If you’ve ever had to manage a large scale operating system that is providing services for hundreds or thousands of people, then you know that making a simple upgrade can sometimes be complicated because of dependencies. With dependencies, you have to first make a change to one application or service before you’re able to install or update another application or service. Or it may be that the service that you’ve installed won’t work until a secondary service is also installed on that system.
This certainly complicates the change control process. We thought we were updating and changing one application, and now we have to update a number of different services just to provide the original update. And in some cases, the dependencies may not even be on the same system. For example, to be able to install a new version of your firewall management software, it may also require your firewalls to be running at a new version of code. So you would first have to update all of your firewalls, and then you would need to update the firewall management software.

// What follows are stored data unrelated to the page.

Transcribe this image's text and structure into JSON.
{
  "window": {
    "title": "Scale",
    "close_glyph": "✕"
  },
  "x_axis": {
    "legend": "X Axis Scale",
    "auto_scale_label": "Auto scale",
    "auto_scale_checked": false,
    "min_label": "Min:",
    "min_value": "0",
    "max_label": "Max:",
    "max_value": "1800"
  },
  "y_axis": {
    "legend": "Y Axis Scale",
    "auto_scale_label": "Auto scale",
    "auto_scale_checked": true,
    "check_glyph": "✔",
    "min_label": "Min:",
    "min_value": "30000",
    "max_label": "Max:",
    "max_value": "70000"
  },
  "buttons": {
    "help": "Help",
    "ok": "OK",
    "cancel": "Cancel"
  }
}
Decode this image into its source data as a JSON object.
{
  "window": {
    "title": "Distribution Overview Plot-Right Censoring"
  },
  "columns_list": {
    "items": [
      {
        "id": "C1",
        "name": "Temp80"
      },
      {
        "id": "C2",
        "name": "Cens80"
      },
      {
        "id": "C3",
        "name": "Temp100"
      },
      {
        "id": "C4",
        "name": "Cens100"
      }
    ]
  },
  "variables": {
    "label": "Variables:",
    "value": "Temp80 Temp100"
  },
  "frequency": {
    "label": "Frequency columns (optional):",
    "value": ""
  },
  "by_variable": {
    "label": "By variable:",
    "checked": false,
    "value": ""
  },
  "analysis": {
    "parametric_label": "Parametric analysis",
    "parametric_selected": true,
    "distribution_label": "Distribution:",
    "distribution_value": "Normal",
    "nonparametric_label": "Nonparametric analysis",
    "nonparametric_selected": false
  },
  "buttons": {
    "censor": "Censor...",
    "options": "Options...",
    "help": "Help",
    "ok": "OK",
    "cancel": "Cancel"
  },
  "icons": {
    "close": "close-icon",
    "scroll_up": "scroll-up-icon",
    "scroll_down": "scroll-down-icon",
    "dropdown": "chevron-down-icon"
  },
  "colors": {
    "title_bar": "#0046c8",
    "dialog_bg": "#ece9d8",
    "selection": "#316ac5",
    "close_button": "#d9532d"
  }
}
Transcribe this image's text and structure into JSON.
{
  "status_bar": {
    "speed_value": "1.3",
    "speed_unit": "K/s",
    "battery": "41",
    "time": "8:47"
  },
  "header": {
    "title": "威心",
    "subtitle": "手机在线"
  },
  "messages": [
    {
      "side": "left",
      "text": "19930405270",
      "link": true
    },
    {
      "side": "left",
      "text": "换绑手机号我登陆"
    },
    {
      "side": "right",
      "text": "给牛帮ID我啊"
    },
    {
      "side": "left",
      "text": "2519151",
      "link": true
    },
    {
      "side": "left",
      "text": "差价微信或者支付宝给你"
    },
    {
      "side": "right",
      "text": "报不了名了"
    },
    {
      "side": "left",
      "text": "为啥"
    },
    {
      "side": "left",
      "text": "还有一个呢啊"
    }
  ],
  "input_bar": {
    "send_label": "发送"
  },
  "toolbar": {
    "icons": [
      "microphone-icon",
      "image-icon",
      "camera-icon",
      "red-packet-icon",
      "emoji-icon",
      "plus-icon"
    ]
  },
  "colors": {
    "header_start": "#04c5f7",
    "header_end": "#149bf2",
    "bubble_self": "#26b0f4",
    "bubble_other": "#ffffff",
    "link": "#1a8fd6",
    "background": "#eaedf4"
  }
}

With change control, it’s certainly true that the only constant is change. You might have change control processes occurring in your data center every week or perhaps even every day. And every change has something that has now been modified to what it was before. This means that any documentation you have of your environment could very quickly be out of date without some type of ongoing documentation process.
That’s why we commonly see documentation being required with the change management process itself so that you are always creating the most updated set of documentation for your network. This might include updating diagrams or charts that have a network configuration. You might have to modify IP addresses or different configurations or you may have to list a new series of processes or procedures for managing a brand-new application that has been upgraded in your production network. And if you’re dealing with change control, then you’re probably also dealing with different versions of code, software, or configurations that need to be applied to these systems.
In these situations, it’s very useful to have some way to keep track of all of these different versions that have been installed. And this also might give you a way to revert to a previous version if you run into problems. Many times, we provide this functionality through version control. This allows us to keep detailed documentation on things like changes to router configurations, patches inside of the Windows operating system, changes to registries when you’re updating an application, and anything else where you can track what happens between point A and point B.
You may find that the applications or operating systems that you’re using already have some type of version control built in, and there might be a very easy way within that application or operating system to click a button, make a change, and suddenly you’re running a different version. If your application or operating system doesn’t integrate any type of version control, you might want to install a third party version control management system so that you can manage all of your systems and know exactly when changes are made and what those changes are doing.